Often referred to as a hard metal, this can be misleading. Pure platinum is softer than pure gold and it is the other constituents of the alloy that make it hard wearing. The most common 950 (95% pure) alloy is the hardest of the precious metals used in jewellery. What mustn't be forgotten is that even so, it is far softer than other common metals like steel and chrome. Platinum is very durable and takes a fine polish that is resistant to wear. It is naturally a greyish white and is often rhodium plated to make it even whiter. It requires a higher level of craftsmanship and also being rarer than gold, explains why it is worth more.
Many believe, including some jewellers, that the higher the carat of gold the softer the metal (gold is a soft metal).

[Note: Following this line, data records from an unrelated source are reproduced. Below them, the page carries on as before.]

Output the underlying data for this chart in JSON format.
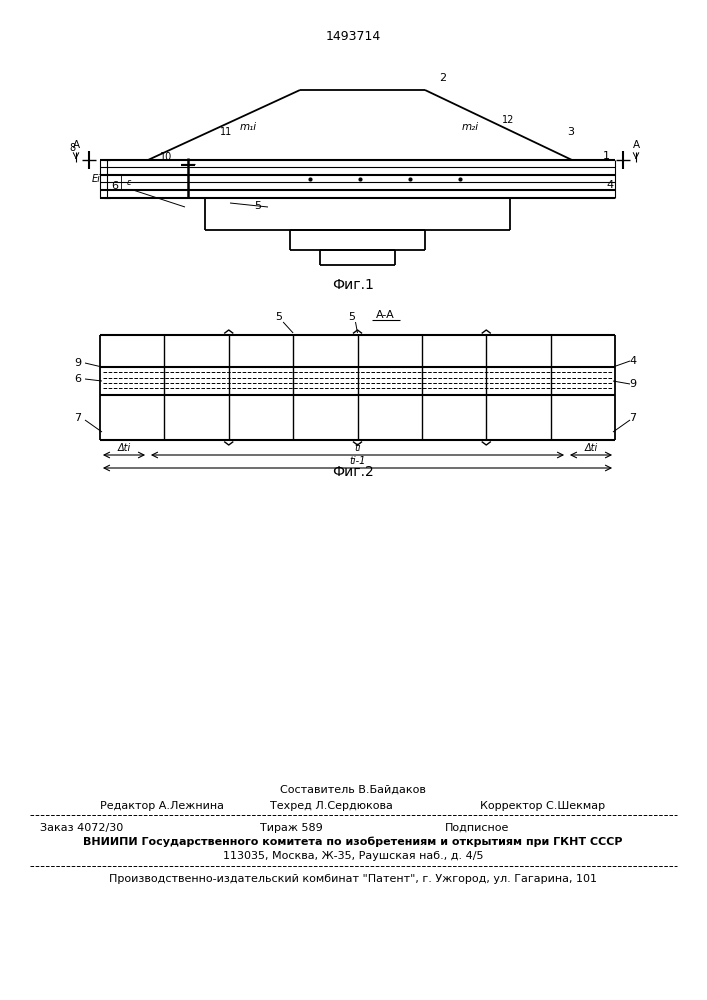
{
  "patent_number": "1493714",
  "fig1_caption": "Фиг.1",
  "fig2_caption": "Фиг.2",
  "footer_sestavitel": "Составитель В.Байдаков",
  "footer_line1_left": "Редактор А.Лежнина",
  "footer_line1_center": "Техред Л.Сердюкова",
  "footer_line1_right": "Корректор С.Шекмар",
  "footer_line2_left": "Заказ 4072/30",
  "footer_line2_center": "Тираж 589",
  "footer_line2_right": "Подписное",
  "footer_line3": "ВНИИПИ Государственного комитета по изобретениям и открытиям при ГКНТ СССР",
  "footer_line4": "113035, Москва, Ж-35, Раушская наб., д. 4/5",
  "footer_line5": "Производственно-издательский комбинат \"Патент\", г. Ужгород, ул. Гагарина, 101",
  "bg_color": "#ffffff",
  "line_color": "#000000"
}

Therefore 9 carat gold, being alloyed with other metals tends to be more resistant to scratching than say 22 carat gold. This is not necessarily the case. Many manufacturers producing 18 carat gold jewellery ensure that, as the jewellery is higher quality, the alloy is harder wearing. This way when you have bought a piece of fine jewellery it will last a long time.

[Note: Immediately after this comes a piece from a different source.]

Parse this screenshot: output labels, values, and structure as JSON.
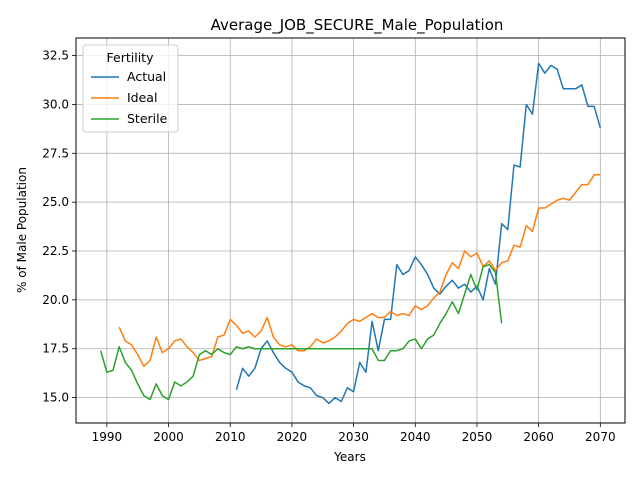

White gold and rhodium plating
Pure gold is yellow in colour but to satisfy the demand for white precious metals ‘white’ gold alloys can be produced by alloying yellow gold with naturally white precious metals such as palladium or silver, or non-precious ‘white’ metals to reduce the yellowness of the resulting alloy. Gold bullion suppliers now sell a range of graded white gold alloys which can be compared against a published scale of “whiteness”. However, white gold is routinely electroplated with Rhodium, a precious white metal which imparts a bright white finish. Depending on the level of wear, this finish wears off and white gold thus requires more care and maintenance to keep it bright.

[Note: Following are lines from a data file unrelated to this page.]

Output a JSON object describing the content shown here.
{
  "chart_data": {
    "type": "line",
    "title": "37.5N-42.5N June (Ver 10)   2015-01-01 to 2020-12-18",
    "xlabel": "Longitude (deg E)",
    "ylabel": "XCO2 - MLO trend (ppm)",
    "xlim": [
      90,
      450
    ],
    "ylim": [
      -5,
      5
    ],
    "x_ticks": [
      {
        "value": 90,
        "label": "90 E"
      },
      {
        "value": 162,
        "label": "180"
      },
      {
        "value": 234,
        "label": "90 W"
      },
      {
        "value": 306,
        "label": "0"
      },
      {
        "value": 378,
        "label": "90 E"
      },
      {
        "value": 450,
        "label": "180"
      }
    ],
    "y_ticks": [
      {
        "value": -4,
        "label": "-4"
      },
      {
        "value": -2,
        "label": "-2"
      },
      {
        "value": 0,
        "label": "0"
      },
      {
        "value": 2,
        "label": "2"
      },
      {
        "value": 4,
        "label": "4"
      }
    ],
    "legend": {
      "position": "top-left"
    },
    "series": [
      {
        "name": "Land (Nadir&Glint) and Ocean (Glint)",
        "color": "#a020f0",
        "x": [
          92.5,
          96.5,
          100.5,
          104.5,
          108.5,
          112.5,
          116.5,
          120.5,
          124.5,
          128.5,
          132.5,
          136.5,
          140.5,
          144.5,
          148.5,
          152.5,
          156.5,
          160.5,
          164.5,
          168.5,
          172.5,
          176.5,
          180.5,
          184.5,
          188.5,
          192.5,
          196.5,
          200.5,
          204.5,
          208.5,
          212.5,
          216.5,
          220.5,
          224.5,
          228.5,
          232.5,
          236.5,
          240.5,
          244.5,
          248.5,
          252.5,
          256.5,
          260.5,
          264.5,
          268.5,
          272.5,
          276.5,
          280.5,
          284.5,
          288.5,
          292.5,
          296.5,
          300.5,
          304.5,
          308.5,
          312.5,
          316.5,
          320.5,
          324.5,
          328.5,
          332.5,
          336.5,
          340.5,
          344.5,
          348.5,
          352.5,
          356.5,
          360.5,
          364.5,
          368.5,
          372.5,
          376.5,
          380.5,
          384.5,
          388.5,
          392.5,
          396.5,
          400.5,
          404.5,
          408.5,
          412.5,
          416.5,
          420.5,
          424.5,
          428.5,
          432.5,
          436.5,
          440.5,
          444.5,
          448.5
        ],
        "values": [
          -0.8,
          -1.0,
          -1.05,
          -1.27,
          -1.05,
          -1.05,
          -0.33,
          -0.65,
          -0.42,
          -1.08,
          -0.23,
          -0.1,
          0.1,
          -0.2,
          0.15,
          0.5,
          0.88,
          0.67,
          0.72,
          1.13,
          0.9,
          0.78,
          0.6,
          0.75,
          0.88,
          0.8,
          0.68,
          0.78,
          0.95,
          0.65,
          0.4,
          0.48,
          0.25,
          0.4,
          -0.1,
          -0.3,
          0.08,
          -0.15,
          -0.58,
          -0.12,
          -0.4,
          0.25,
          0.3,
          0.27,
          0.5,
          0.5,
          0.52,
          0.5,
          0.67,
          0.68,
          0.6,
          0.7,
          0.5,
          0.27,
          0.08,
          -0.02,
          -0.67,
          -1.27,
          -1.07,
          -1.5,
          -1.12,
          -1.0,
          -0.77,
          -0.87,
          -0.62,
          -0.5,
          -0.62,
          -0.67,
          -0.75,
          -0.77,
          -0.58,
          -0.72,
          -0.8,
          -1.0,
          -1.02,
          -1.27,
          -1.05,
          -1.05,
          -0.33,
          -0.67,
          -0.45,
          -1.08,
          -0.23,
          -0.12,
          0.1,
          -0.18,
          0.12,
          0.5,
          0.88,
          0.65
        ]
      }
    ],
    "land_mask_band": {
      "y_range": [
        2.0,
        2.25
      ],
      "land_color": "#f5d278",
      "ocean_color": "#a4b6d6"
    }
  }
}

If the underlying white gold is a yellower grade then it will start to show through as the rhodium wears. Consumers should bear in mind that their white gold jewellery may require re-plating at variable intervals depending on the amount of wear and the thickness of rhodium plating which can be applied to the jewellery. Some designs, particularly those with sharp edges and corners, may only be suitable for a thin plating of rhodium.
Red and other colours of gold
Red or rose gold is created by increasing the amount of copper in the alloy. Introducing other metals (or removing them completely) can make other colours of gold, including unusual tones such as green and blue but these are not generally available.
Durability of gold
Many people believe that due to its higher purity and the inherent relative softness of the pure metal, that 18ct gold is less durable than 9ct alloys. In fact, with modern alloy technology, there is little to support this belief. Today’s 18ct alloys are equally as durable as their 9ct equivalents and offer the additional benefits of tarnish and corrosion resistance, to say nothing of appealing to the consumer’s desire for a more pure and natural product.
Another precious metal which is being increasingly used by UK jewellery companies is palladium. Palladium, a platinum group metal, is normally used at a fineness of 950, or 95% pure. It is strong and durable, but has approximately half the density of platinum and weighs around a third less than gold. Being light means it lends itself well to the creation of larger, more dramatic designer items that are currently fashionable, especially earrings, cufflinks, necklace, bracelets and bangles where weight is important. Palladium is a very bright almost blue ‘white’ and unlike 18ct white gold alloys does not need to be rhodium plated. It wears in much the same way as platinum does and can be highly polished or presented in a matt finish.